Vers le soir, après environ quatre ou cinq heures de route, nous franchissons l’ancienne frontière de l’Italie pour pénétrer dans la zone reconquise, dans ce qui naguère encore était le Tyrol autrichien. Nous avons beaucoup monté, plus de mille mètres, il fait presque trop frais ; nous voici au milieu des Alpes Cadorines, la région se fait plus solitaire, le site plus tragique. Et tout à coup, à un détour des montagnes, nous découvrons une immense fantasmagorie là-bas en avant de nous, des choses de cauchemar qui se découpent trop haut sur le ciel ; les nouvelles cimes qui viennent de nous apparaître sont couronnées par une espèce de ville excédant toutes les proportions connues, absolument titanesque, et qui se prolonge dans le lointain à n’en plus finir ; elle a des basiliques, des citadelles, des pagodes de la fantaisie la plus extravagante ; elle a des tours de six à huit cents mètres, les unes qui s’érigent droites et pointues, les autres qui se penchent comme pour crouler dans les abîmes ; elle est bâtie en une même pierre grise, çà et là marbrée de rougeâtre ; des nuages, que le vent tourmente, ont l’air de se promener comme chez eux dans ses rues colossales, et des tapis très blancs — des neiges — y ont jeté çà et là comme des suaires…

C’est cette tourmente géologique, figée à de presque inaccessibles hauteurs, que l’on appelle les Dolomites, — et c’est là que les Italiens ont été obligés de porter la guerre ; il a fallu grimper là dedans, attaquer là dedans, s’y battre et s’y débattre ; on a peine à y croire.

Quelques nuages dévalent de la cité cyclopéenne, nous jettent de courtes ondées froides avec un peu de neige, et le soleil a disparu derrière les montagnes de l’Ouest, quand nous arrivons à la petite ville très moderne de Cortina, qui est surplombée de partout par le monde menaçant des pierres, et qui est imprévue, au milieu d’un tel décor, avec ses hôtels genre Palace, — un peu démolis, un peu traversés par les obus, mais portant encore leurs dorures et leurs grands écriteaux raccrocheurs.

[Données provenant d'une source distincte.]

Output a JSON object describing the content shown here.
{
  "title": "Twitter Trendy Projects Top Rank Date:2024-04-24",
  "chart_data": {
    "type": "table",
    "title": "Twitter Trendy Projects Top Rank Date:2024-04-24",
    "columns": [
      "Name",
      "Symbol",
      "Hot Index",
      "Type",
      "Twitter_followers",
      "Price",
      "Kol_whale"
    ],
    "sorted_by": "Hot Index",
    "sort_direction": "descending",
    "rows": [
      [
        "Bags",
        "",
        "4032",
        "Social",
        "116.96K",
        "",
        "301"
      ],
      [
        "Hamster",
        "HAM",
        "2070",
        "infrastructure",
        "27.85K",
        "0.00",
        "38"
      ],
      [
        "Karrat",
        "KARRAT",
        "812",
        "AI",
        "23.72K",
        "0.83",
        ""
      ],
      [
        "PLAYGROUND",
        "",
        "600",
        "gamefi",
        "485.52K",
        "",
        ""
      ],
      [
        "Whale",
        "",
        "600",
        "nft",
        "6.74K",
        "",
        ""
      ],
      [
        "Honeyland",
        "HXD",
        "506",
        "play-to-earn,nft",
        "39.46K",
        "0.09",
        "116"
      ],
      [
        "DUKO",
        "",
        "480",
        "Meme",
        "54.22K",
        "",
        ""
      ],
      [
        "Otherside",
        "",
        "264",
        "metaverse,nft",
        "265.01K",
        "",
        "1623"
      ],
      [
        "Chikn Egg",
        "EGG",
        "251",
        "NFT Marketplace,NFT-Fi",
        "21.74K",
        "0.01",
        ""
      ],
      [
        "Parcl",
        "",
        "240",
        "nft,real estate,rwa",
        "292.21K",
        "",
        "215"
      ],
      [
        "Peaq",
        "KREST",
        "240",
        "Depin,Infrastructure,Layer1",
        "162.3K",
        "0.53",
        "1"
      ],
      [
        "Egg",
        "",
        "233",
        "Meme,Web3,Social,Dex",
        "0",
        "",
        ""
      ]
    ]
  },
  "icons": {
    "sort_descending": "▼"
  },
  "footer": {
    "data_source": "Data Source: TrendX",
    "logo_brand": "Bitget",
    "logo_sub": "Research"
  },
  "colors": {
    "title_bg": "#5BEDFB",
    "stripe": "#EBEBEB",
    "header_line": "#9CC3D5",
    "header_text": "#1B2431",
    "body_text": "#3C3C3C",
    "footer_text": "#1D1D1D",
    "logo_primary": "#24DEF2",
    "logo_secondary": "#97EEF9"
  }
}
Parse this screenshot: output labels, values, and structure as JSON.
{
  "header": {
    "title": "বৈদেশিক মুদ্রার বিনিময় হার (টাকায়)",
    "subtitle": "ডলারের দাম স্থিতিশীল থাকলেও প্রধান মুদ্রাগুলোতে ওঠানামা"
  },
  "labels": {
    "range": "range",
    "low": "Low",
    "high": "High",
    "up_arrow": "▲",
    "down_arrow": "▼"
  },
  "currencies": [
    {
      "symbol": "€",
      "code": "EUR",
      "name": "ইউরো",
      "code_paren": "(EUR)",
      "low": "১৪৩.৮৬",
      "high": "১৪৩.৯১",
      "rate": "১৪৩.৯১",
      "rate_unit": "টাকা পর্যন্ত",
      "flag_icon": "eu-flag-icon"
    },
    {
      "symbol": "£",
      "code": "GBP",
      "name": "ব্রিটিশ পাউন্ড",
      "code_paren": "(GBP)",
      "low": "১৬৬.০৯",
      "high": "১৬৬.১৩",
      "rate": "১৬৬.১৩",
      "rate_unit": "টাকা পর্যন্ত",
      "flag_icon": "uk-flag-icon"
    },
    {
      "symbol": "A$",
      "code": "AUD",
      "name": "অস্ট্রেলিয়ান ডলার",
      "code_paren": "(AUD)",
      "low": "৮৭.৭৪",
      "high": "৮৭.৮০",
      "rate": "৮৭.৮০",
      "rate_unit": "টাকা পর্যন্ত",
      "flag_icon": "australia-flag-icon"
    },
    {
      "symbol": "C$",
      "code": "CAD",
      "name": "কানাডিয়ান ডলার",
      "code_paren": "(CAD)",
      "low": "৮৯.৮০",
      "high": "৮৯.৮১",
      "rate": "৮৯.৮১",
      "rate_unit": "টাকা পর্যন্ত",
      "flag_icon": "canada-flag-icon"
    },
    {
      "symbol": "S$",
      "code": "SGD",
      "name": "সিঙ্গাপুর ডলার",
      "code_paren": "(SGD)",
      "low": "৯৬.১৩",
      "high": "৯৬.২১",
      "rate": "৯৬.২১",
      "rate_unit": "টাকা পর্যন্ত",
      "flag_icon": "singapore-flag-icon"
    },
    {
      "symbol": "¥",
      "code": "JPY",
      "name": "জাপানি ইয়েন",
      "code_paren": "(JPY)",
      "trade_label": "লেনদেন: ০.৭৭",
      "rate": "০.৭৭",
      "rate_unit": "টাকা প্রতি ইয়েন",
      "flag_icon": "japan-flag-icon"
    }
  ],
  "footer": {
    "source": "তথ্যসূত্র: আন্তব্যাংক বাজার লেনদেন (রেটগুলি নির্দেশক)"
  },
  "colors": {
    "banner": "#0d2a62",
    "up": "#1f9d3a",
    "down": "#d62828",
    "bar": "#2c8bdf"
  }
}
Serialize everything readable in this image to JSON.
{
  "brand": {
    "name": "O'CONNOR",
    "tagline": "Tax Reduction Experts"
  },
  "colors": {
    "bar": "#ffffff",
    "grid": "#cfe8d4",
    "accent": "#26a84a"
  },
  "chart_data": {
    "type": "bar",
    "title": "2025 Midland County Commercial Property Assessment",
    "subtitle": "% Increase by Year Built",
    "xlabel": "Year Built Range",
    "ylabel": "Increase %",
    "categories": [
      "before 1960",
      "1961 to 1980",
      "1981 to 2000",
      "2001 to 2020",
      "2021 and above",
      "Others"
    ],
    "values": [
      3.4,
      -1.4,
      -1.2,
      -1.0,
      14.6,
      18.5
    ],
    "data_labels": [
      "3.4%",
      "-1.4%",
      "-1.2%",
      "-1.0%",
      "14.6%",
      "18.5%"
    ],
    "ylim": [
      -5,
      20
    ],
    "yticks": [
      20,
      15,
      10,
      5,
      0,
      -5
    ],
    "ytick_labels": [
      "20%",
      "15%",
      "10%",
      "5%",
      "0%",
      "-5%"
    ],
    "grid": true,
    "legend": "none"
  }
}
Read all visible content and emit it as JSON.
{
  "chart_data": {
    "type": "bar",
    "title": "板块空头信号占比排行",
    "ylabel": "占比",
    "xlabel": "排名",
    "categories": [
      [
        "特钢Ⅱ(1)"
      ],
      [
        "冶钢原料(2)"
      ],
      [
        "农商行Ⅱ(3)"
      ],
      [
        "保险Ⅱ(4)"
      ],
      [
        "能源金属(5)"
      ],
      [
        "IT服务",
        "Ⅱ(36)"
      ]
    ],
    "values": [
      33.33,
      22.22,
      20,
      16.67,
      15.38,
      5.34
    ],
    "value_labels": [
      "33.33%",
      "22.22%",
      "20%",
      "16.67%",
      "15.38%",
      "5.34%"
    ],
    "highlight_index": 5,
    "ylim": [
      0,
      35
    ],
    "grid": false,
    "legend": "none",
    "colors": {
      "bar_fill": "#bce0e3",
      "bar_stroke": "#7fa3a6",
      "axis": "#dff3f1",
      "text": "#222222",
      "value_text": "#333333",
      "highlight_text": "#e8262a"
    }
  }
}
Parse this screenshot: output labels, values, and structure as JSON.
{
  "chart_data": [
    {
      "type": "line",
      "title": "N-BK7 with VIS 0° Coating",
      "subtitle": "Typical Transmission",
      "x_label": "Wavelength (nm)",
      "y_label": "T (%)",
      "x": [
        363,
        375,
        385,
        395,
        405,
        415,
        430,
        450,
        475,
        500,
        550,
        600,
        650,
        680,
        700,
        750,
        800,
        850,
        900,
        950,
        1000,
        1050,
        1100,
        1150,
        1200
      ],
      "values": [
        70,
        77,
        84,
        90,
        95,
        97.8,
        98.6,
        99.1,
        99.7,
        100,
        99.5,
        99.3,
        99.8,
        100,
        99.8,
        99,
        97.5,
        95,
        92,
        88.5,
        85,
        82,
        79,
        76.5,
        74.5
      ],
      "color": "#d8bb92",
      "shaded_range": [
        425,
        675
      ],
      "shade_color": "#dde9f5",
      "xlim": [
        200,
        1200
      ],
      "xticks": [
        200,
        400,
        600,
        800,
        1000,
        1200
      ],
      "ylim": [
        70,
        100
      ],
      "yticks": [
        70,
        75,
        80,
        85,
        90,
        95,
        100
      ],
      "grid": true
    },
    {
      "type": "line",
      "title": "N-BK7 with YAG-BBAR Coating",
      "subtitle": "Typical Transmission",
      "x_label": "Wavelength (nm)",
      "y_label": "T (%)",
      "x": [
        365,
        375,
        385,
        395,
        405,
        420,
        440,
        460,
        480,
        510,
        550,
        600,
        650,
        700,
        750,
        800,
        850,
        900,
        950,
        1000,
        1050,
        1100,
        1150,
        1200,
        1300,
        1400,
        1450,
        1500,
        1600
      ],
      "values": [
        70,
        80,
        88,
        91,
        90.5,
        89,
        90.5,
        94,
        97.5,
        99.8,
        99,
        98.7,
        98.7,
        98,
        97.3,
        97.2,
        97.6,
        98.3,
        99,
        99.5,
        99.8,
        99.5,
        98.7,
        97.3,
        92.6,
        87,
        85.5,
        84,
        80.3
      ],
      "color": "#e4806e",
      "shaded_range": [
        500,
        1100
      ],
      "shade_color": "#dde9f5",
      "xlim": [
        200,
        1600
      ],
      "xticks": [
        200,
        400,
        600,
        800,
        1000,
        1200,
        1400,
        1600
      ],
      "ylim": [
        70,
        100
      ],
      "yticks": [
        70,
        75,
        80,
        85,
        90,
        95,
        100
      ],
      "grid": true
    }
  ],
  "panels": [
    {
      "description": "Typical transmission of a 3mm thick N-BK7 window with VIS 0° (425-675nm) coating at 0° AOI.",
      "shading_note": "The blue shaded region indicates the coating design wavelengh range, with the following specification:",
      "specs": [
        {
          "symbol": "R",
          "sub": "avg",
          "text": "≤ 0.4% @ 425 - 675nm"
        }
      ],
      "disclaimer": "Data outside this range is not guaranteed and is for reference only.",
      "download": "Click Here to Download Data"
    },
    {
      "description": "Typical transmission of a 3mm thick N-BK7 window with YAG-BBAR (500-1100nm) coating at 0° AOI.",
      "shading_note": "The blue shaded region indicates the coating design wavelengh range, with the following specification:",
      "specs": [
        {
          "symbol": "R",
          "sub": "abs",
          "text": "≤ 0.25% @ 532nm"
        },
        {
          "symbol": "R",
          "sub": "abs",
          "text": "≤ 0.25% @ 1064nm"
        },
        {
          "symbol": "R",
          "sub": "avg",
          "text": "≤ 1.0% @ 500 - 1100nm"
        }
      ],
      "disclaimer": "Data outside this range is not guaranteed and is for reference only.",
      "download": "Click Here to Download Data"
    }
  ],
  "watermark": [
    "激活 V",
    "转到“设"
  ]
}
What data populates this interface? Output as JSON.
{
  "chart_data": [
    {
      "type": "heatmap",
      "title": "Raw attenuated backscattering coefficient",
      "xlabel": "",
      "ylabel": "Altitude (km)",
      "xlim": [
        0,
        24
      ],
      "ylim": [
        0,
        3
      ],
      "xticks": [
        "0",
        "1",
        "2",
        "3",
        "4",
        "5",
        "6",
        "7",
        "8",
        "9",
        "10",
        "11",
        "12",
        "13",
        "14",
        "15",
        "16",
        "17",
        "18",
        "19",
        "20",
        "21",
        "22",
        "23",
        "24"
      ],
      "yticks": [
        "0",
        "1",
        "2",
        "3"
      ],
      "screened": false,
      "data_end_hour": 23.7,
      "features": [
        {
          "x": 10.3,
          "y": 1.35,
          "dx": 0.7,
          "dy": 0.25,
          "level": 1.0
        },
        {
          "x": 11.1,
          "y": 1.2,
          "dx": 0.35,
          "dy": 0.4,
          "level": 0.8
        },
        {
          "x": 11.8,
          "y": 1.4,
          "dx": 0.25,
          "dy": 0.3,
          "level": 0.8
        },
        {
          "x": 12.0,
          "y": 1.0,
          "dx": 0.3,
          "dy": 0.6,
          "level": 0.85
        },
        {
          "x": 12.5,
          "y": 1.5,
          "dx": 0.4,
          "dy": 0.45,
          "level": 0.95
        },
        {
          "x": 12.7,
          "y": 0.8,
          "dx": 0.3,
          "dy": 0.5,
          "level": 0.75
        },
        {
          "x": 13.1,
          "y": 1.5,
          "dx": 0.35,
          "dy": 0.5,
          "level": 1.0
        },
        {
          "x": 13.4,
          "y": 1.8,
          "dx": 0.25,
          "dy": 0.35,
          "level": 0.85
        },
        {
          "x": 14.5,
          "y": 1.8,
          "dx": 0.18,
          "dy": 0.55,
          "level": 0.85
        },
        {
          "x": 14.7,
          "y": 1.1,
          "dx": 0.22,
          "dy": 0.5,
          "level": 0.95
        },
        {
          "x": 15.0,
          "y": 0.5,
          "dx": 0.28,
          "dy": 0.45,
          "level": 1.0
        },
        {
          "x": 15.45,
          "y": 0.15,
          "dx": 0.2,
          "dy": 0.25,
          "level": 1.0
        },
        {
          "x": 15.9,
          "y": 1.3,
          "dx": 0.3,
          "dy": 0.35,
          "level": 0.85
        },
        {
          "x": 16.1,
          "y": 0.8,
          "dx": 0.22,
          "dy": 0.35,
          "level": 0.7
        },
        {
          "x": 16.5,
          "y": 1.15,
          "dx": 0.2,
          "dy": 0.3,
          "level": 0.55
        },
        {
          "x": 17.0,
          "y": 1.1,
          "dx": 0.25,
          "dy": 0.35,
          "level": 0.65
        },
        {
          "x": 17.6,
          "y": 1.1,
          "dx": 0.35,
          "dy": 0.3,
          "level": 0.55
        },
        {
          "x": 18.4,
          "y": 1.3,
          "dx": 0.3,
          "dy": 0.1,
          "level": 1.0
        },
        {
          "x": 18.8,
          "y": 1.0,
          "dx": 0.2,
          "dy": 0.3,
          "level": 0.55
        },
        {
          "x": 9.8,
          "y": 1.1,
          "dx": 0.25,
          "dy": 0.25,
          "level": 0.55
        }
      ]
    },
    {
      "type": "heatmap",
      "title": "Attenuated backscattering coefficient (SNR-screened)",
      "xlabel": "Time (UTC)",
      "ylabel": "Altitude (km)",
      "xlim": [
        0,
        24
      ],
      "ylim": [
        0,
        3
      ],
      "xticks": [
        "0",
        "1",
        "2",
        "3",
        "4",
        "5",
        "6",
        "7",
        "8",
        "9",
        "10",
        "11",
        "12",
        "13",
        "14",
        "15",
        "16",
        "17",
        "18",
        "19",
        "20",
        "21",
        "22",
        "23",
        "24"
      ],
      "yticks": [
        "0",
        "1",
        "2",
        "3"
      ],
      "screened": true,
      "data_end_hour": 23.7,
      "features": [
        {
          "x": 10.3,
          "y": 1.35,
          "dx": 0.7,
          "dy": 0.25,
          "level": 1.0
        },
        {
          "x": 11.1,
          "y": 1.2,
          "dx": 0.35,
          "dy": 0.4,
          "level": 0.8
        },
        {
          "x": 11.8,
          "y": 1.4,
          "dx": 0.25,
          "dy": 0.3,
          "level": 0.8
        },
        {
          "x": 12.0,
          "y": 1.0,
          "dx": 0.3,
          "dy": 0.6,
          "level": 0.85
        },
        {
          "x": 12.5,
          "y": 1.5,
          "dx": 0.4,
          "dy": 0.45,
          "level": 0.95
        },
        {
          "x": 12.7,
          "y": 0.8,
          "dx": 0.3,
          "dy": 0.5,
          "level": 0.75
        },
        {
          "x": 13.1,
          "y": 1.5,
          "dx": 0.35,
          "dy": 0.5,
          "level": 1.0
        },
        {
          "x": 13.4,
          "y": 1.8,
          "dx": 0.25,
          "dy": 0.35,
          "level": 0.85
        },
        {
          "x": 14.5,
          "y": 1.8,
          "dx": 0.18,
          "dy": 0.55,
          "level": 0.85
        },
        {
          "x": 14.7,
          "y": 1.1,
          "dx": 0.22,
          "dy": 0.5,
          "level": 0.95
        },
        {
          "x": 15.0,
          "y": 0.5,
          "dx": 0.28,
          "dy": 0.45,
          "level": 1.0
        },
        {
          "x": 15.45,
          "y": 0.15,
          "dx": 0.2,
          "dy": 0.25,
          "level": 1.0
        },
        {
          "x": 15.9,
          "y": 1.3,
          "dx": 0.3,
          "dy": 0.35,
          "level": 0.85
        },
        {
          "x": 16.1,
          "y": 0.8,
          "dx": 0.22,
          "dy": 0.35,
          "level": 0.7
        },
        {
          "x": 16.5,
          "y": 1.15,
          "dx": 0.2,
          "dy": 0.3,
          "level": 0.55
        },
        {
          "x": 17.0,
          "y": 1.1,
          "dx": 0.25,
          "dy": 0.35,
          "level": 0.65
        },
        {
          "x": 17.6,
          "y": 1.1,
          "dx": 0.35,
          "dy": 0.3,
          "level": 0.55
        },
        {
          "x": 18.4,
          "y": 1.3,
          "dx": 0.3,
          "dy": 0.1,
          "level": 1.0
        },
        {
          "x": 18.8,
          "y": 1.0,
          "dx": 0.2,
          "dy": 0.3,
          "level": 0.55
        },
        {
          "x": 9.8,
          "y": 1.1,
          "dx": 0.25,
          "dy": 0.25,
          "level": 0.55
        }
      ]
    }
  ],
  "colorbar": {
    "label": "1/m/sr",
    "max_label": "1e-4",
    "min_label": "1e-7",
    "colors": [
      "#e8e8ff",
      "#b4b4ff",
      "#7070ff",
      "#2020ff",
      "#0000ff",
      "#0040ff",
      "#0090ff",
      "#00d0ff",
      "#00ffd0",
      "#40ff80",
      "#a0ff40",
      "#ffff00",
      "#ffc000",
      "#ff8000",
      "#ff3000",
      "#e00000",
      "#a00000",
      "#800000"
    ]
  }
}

La nuit va tomber, avec des averses glacées. Nous dormirons là, dans un hôtel confortable et propret, qui est encore ouvert. On y sent le mauvais goût allemand, mais nous y sommes accueillis par de gentilles hôtesses blondes, qui sont déguisées en Tyroliennes comme au temps où il fallait exploiter la bêtise des touristes, et qui ont l’air de se préparer à chanter un opéra-comique de 1830.